When the pus drains away, it can leave a small channel behind.
Anal fistulas can cause unpleasant symptoms, such as discomfort and skin irritation, and will not usually get better on their own.
Surgery is recommended in most cases.
Symptoms of an anal fistula
Symptoms of an anal fistula include:
- skin irritation around the anus
- a constant, throbbing pain that may be worse when you sit down, move around, poo or cough
- smelly discharge from near your anus
- passing pus or blood when you poo
- swelling and redness around your anus and a high temperature if you also have an abscess
- difficulty controlling bowel movements (bowel incontinence) in some cases
The end of the fistula might be visible as a hole in the skin near your anus, although this may be difficult for you to see yourself.
When to get medical advice
See a GP if you have persistent symptoms of an anal fistula. They'll ask about your symptoms and whether you have any bowel conditions.
They may also ask to examine your anus and gently insert a finger inside it (rectal examination) to check for signs of a fistula.
If the GP thinks you might have a fistula, they can refer you to a specialist called a colorectal surgeon for further tests to confirm the diagnosis and determine the most suitable treatment.
Tests you may have include:
- a further physical and rectal examination
- a proctoscopy, where a special telescope with a light on the end is used to look inside your anus
- an ultrasound scan, MRI scan or CT scan
When to get medical help
The GP will look at the skin around the opening of your bottom (anus) to check for signs of an anal fistula.
They may also ask you if they can do a rectal examination. This involves gently inserting a gloved finger into your bottom.

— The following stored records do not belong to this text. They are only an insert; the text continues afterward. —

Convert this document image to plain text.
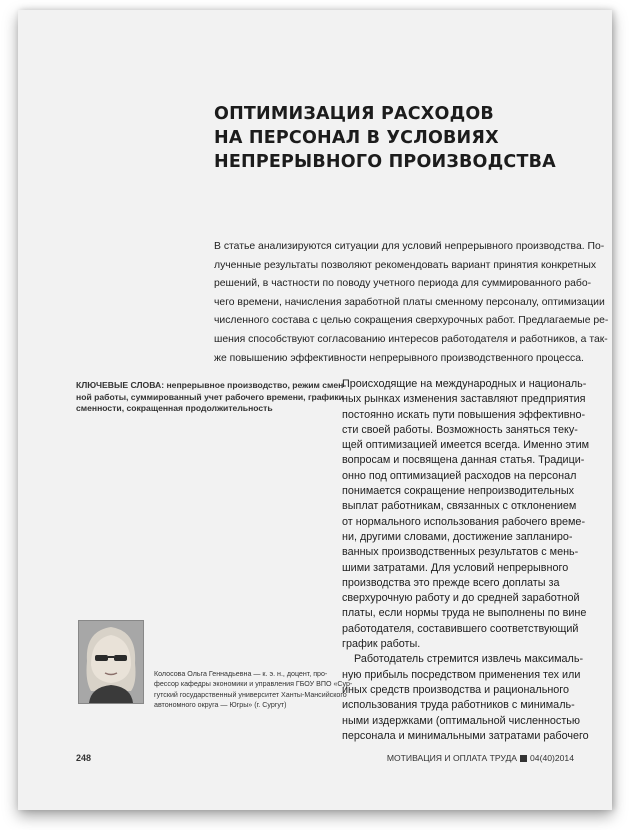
ОПТИМИЗАЦИЯ РАСХОДОВ
НА ПЕРСОНАЛ В УСЛОВИЯХ
НЕПРЕРЫВНОГО ПРОИЗВОДСТВА
В статье анализируются ситуации для условий непрерывного производства. По-
лученные результаты позволяют рекомендовать вариант принятия конкретных
решений, в частности по поводу учетного периода для суммированного рабо-
чего времени, начисления заработной платы сменному персоналу, оптимизации
численного состава с целью сокращения сверхурочных работ. Предлагаемые ре-
шения способствуют согласованию интересов работодателя и работников, а так-
же повышению эффективности непрерывного производственного процесса.
КЛЮЧЕВЫЕ СЛОВА: непрерывное производство, режим смен-
ной работы, суммированный учет рабочего времени, графики
сменности, сокращенная продолжительность
Происходящие на международных и националь-
ных рынках изменения заставляют предприятия
постоянно искать пути повышения эффективно-
сти своей работы. Возможность заняться теку-
щей оптимизацией имеется всегда. Именно этим
вопросам и посвящена данная статья. Традици-
онно под оптимизацией расходов на персонал
понимается сокращение непроизводительных
выплат работникам, связанных с отклонением
от нормального использования рабочего време-
ни, другими словами, достижение запланиро-
ванных производственных результатов с мень-
шими затратами. Для условий непрерывного
производства это прежде всего доплаты за
сверхурочную работу и до средней заработной
платы, если нормы труда не выполнены по вине
работодателя, составившего соответствующий
график работы.
Работодатель стремится извлечь максималь-
ную прибыль посредством применения тех или
иных средств производства и рационального
использования труда работников с минималь-
ными издержками (оптимальной численностью
персонала и минимальными затратами рабочего
Колосова Ольга Геннадьевна — к. э. н., доцент, про-
фессор кафедры экономики и управления ГБОУ ВПО «Сур-
гутский государственный университет Ханты-Мансийского
автономного округа — Югры» (г. Сургут)
248	МОТИВАЦИЯ И ОПЛАТА ТРУДА 04(40)2014
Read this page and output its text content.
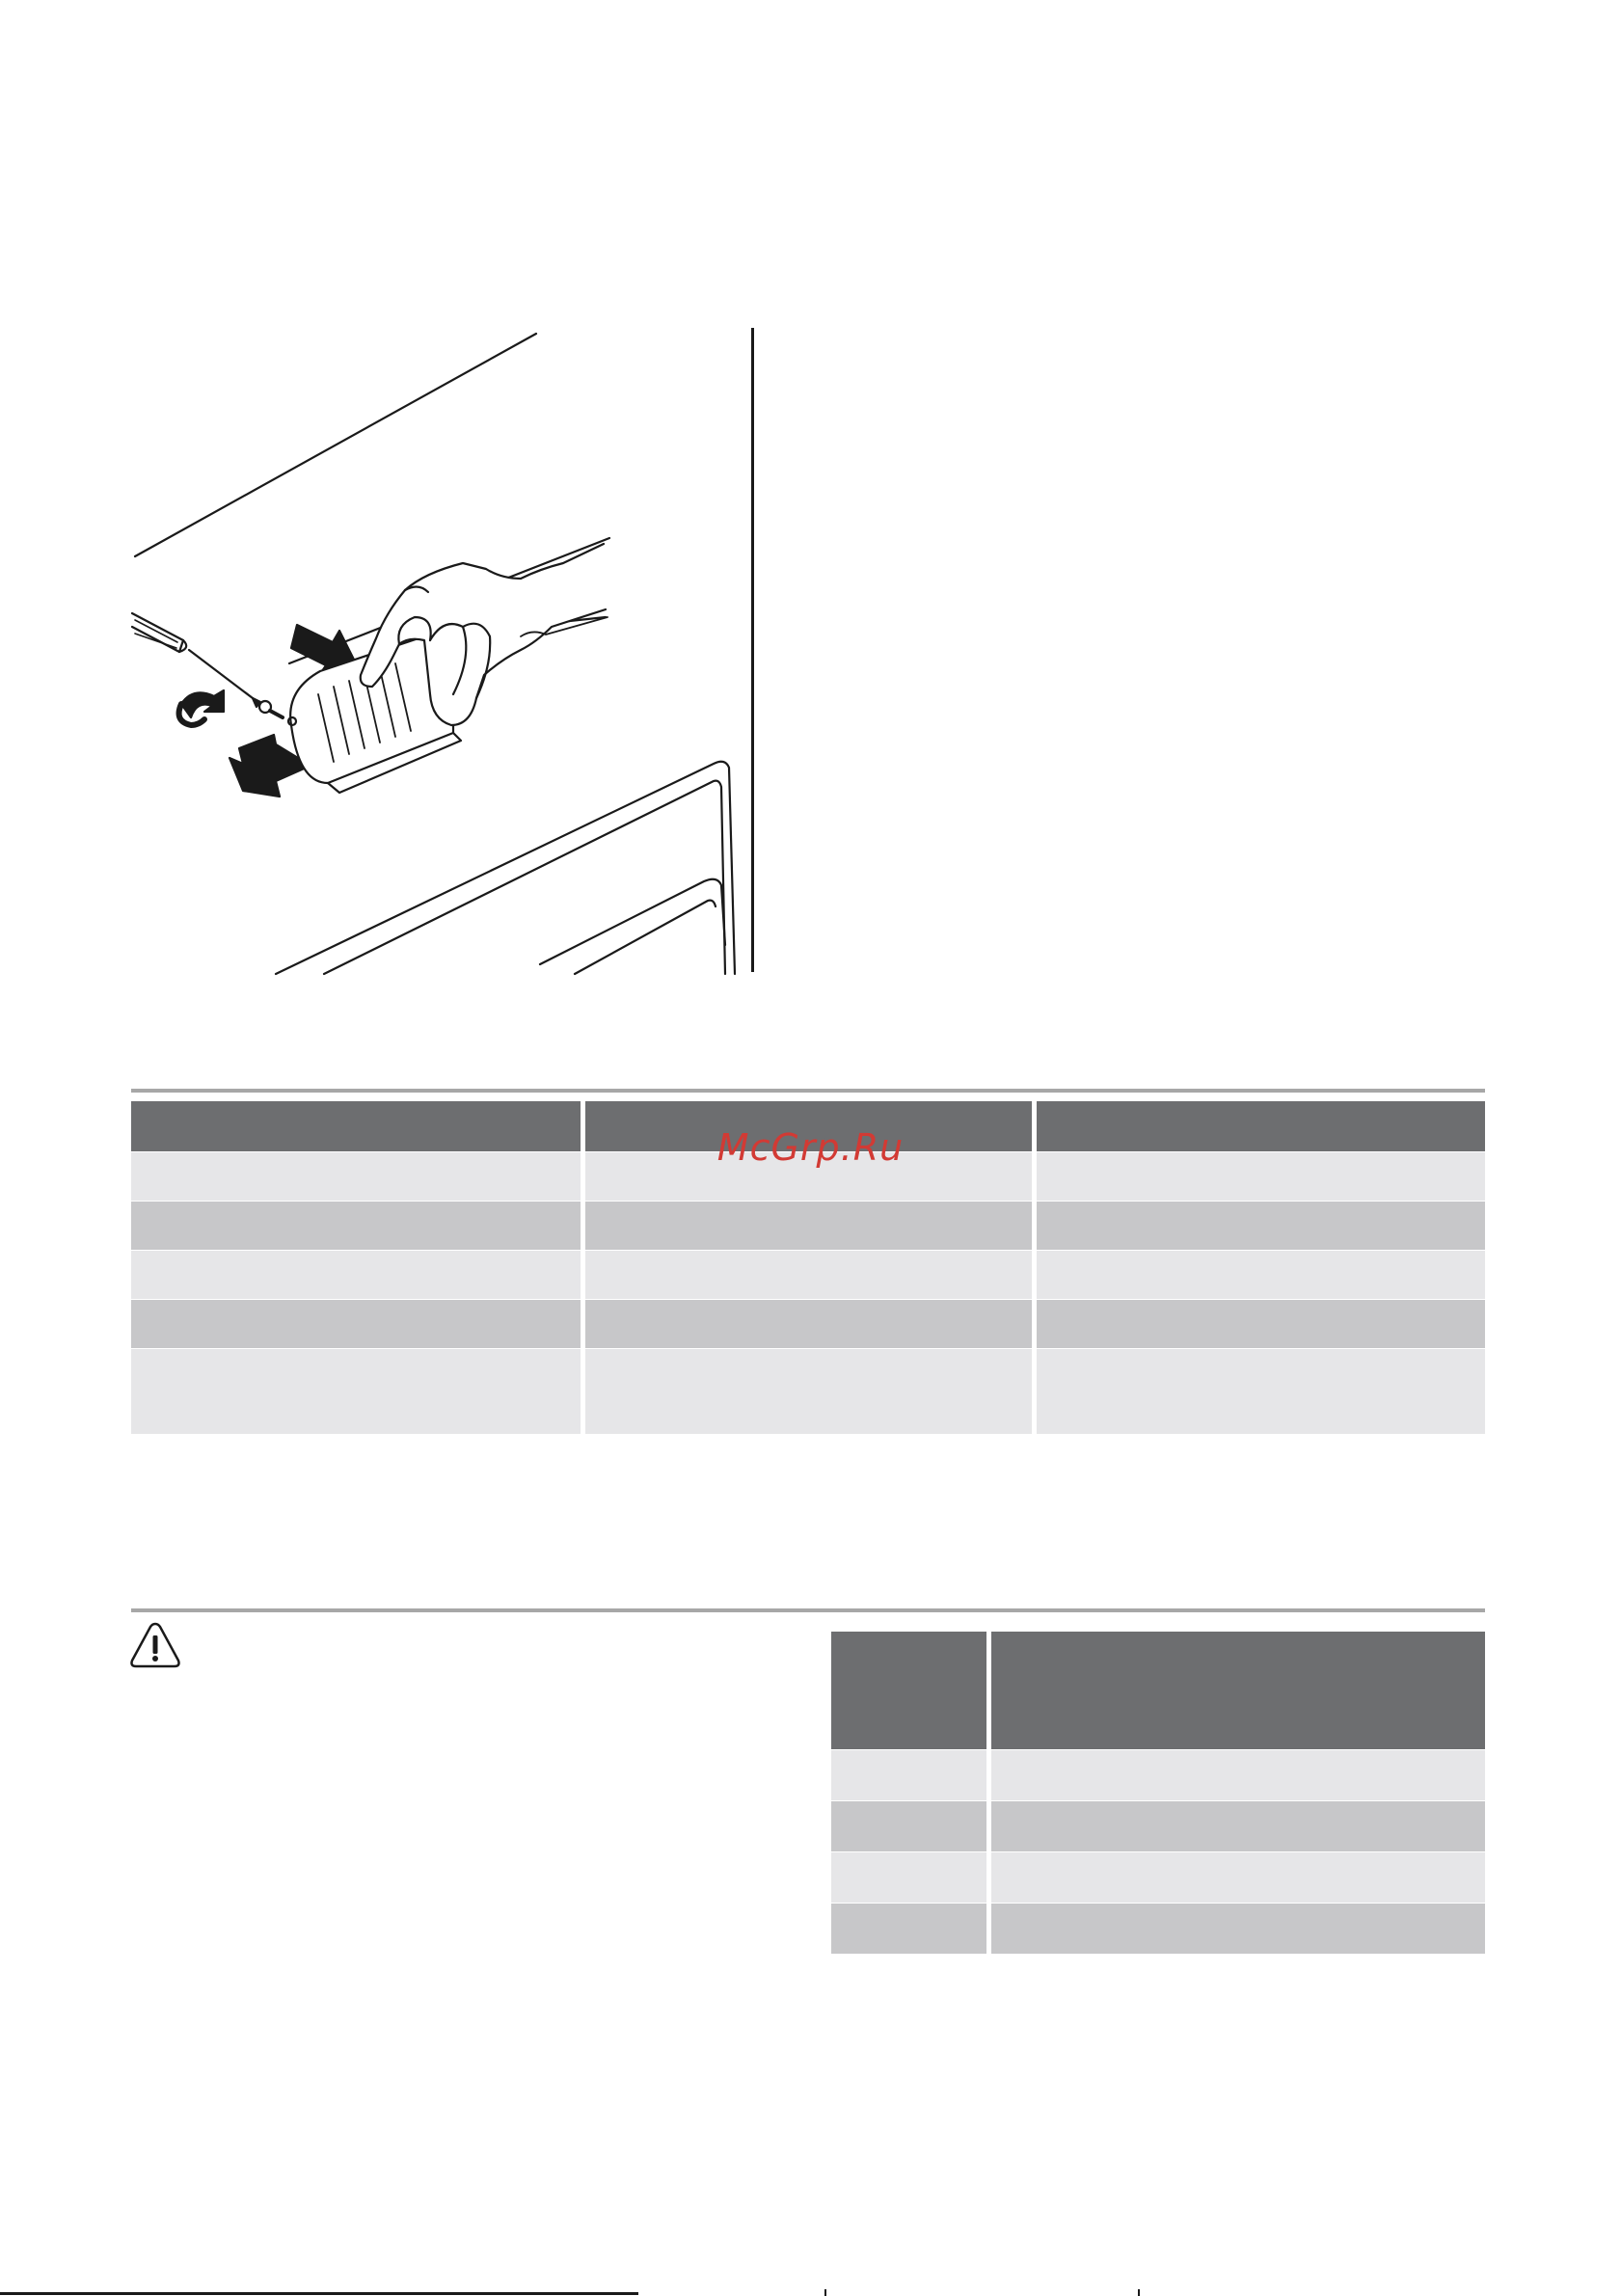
McGrp.Ru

If the GP thinks you have an anal fistula, you may be referred to a specialist for further tests.
Tests you may have include:
- using a thin tube with a light at one end to look inside your bottom – this procedure is called a proctoscopy
- scans, such as an ultrasound scan, CT scan or MRI scan
Causes of anal fistulas
Most anal fistulas develop after an anal abscess. You can get one if the abscess does not heal properly after the pus has drained away.
Less common causes of anal fistulas include:
- Crohn's disease – a long-term condition where the digestive system becomes inflamed
- diverticulitis – infection of the small pouches that can stick out of the side of the large intestine (colon)
- hidradenitis suppurativa – a long-term skin condition that causes abscesses and scarring
- infection with tuberculosis (TB) or HIV
- a complication of surgery near the anus
Treatments for an anal fistula
Anal fistulas usually require surgery as they rarely heal if left untreated.
The main options include:
- a fistulotomy – a procedure that involves cutting open the whole length of the fistula so it heals into a flat scar
- seton procedures – where a piece of surgical thread called a seton is placed in the fistula and left there for several weeks to help it heal before a further procedure is carried out to treat it
All the procedures have different benefits and risks. You can discuss this with the surgeon.
Many people do not need to stay in hospital overnight after surgery, although some may need to stay in hospital for a few days.